Regulation will ensure quality mergers
The number of flotations via the SPAC route may continue at a record rate, but a complex accounting rule change introduced by the SEC in April has had a negative effect on SPAC share prices. The regulator is also set to issue guidance on how acquisition targets are valued and revenues are projected.
SPACs are comparatively rare in the UK, but there could be a change to the City’s listing rules that would result in a wave of flotations. The current rules mean that investors in each SPAC are locked into their holdings while it’s conducting an acquisition, which can take several months, from identifying a target to completing the deal. But the Financial Conduct Authority is considering whether to grant more flexibility for SPAC shares to be traded without suspension during this process – which is what the SEC allows. Harris expects that, if this happens, SPACs will have to become more transparent and show that they have strong protections in place for investors to prevent disorderly share trading.

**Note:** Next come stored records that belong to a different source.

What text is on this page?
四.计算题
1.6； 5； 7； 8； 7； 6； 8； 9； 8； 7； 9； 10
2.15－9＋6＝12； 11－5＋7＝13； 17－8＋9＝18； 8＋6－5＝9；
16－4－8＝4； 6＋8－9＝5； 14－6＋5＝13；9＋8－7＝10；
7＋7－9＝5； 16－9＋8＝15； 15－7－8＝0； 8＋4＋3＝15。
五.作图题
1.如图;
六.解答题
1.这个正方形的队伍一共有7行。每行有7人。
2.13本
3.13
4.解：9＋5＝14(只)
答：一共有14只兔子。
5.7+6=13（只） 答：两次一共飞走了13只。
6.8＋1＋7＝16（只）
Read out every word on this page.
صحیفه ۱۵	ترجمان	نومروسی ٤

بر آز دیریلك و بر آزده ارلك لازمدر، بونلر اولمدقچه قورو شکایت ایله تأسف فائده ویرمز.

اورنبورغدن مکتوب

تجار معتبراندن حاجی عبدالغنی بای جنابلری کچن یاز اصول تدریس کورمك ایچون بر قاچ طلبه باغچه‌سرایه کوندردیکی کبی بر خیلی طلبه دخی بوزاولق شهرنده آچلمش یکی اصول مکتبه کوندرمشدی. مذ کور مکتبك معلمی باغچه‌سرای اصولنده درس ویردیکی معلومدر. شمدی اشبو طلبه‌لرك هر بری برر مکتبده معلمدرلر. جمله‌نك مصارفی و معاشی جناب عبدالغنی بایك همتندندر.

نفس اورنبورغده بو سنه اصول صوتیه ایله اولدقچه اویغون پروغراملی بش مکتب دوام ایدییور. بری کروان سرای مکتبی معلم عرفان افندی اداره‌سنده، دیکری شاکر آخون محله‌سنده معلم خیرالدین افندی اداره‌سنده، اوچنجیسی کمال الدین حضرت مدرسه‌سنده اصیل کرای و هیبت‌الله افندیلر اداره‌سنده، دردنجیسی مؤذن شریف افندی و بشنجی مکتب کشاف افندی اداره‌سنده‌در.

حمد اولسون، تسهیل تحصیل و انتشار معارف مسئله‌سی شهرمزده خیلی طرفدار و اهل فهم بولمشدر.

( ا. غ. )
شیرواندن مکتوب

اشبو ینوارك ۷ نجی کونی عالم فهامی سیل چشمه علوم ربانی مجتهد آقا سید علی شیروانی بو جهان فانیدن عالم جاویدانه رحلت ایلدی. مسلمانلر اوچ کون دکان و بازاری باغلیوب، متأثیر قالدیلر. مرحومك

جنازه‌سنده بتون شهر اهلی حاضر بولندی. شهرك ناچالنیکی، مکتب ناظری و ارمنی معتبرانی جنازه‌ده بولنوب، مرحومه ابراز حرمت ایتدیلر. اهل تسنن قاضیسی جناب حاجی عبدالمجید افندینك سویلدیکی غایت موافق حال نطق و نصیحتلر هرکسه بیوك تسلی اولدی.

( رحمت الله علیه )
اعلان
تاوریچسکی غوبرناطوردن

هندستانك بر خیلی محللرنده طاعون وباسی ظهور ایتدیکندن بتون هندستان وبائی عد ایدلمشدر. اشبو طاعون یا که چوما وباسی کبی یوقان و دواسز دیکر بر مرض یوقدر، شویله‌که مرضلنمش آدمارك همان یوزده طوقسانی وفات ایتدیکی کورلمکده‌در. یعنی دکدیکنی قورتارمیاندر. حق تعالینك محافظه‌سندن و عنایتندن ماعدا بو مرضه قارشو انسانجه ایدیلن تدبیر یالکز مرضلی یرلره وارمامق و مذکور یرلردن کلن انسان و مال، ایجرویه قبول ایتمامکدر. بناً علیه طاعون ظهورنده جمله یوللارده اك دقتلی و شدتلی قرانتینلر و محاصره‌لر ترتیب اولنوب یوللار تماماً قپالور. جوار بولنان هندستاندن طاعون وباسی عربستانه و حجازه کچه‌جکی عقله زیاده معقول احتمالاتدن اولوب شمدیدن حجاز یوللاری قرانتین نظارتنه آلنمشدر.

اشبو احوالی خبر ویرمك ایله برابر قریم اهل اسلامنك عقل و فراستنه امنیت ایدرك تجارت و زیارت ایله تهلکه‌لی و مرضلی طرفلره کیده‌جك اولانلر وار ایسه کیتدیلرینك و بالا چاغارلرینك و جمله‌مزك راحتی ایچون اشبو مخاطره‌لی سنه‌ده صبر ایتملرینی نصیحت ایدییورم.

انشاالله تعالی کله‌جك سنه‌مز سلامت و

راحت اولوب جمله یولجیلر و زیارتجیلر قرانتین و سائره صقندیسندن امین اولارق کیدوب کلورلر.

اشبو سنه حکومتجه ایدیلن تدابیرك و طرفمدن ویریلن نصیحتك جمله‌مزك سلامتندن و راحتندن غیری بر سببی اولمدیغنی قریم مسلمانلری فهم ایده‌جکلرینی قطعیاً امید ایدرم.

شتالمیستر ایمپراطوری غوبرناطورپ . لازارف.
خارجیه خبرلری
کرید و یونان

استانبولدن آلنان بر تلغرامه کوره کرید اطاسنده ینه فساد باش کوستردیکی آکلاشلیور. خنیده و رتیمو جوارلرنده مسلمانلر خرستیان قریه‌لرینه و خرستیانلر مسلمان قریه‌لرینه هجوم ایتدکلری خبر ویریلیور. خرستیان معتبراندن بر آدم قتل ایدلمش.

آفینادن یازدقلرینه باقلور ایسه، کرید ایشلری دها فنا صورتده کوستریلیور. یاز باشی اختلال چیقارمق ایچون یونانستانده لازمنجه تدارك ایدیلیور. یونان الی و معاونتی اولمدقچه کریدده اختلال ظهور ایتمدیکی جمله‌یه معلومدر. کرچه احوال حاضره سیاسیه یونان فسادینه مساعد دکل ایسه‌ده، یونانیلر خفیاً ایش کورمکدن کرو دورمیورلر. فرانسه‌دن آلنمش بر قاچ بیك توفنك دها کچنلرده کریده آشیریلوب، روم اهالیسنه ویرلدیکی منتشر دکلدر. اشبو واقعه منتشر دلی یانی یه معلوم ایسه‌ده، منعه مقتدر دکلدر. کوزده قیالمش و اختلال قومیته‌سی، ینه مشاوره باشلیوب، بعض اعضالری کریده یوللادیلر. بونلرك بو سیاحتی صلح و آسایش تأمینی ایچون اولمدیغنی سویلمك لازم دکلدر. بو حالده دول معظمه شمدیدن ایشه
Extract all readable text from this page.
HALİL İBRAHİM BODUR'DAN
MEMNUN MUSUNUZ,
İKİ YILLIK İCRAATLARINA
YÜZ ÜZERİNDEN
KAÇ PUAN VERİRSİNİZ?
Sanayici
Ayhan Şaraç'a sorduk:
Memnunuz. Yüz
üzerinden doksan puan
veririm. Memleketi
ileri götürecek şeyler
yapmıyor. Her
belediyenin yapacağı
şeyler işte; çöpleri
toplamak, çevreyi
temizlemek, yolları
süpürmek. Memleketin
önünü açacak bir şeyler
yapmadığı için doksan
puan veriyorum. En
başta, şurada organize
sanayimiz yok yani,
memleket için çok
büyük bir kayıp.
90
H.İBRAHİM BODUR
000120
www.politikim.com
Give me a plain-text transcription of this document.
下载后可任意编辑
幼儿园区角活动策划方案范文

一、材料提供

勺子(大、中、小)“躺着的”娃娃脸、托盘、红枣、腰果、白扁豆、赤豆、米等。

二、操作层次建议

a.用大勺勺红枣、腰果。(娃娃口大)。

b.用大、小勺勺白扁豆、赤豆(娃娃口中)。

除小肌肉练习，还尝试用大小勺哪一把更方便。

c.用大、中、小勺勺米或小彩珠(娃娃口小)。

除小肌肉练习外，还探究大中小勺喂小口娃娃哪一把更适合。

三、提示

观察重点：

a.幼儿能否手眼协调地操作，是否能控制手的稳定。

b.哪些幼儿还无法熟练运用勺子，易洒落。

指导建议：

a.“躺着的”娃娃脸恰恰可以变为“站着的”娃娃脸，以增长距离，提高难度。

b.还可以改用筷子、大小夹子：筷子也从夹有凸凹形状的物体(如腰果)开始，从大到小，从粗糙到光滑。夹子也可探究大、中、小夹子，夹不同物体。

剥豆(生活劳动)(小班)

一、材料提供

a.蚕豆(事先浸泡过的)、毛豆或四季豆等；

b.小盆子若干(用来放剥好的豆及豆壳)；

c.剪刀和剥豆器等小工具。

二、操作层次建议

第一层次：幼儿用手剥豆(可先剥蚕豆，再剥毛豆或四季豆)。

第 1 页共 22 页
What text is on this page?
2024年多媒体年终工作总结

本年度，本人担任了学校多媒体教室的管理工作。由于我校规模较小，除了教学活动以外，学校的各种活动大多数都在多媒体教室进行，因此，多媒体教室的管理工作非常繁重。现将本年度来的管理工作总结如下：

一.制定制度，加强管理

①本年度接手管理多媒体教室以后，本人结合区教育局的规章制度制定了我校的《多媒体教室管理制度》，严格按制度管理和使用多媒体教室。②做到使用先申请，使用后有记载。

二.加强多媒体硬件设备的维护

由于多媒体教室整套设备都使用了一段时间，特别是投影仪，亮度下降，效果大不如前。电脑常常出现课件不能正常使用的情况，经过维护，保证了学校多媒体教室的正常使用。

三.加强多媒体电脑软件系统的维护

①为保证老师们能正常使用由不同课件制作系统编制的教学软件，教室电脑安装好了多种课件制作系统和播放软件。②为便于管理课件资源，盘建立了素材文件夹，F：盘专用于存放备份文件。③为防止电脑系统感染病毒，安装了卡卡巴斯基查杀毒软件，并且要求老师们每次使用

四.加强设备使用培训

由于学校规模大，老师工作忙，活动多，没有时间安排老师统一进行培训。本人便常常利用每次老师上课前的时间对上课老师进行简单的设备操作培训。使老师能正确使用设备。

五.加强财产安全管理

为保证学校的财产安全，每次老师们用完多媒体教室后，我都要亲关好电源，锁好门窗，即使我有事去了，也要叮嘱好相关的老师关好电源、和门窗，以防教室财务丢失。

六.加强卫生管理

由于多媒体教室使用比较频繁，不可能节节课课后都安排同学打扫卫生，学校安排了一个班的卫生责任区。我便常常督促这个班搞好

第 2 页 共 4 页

Regulators on both sides of the Atlantic will be hoping that investors become more aware of the risks of investing in SPACs, according to Manturov. There is, of course, no guarantee that any future SPAC transaction won’t be a dud, but disasters should be less likely to occur, he predicts.
“Increased attention from regulators will help to stabilise the SPAC market, reduce risk and warn investors against trading less suitable transactions,” Manturov says. “This, in turn, should prevent low-quality SPAC deals.”